Module 2: ICP #5 - VidyullathaKaza/BigData_Programming_Spring2020 GitHub Wiki

Configurations/ steps followed:

1. Download first 3 packages in jar from below link.

https://spark-packages.org/package/graphframes/graphframes

Now copy and paste it in your spark jar folder.

2.Run below command for Scala

Spark-shell -–packages graphframes:graphframes:0.6.0-spark2.3-s_2.11

3.Run below command for Pyspark

Pyspark --packages graphframes:graphframes:0.7.0-spark2.4-s_2.11

We can get the scala version when we run : spark-shell command

4. I updated my build.sbt file with scala version and graphframes

5. Loaded given data, created data frames and executed few commands:

Task

1. Import the data set as a csv file and create data frames directly on import than create graph out of the data frame created.

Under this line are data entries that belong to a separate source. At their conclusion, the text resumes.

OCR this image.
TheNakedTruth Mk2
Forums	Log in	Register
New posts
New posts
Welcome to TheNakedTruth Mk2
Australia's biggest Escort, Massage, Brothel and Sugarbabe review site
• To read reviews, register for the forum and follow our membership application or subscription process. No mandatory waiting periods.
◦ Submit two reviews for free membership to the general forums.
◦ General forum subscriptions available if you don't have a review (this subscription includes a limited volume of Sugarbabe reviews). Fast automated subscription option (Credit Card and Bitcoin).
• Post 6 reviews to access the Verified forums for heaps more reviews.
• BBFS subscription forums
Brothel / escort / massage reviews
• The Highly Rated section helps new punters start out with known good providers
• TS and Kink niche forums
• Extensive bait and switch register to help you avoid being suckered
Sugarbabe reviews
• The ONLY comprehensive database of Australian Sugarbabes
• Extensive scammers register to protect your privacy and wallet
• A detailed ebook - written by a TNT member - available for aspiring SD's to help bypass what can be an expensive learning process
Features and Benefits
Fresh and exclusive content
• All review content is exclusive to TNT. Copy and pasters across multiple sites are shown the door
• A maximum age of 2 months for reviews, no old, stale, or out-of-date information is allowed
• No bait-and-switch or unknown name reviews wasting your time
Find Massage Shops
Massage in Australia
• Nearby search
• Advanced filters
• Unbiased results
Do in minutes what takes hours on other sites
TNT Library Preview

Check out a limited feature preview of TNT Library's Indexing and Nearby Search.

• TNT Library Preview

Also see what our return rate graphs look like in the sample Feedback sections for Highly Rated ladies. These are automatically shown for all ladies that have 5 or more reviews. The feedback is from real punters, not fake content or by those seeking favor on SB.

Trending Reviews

2. Concatenate chunks into list & convert to DataFrame.

3. Remove Duplicates.

4. Create vertices, Name Columns and Output Dataframes.

5. Vertex in-Degree and out-Degree.

6. Apply the motif findings.

Outputs:

Bonus

My Learning Outcomes

In this ICP I learned a new concept "graph frames" in spark. Basic commands on creation of data frames.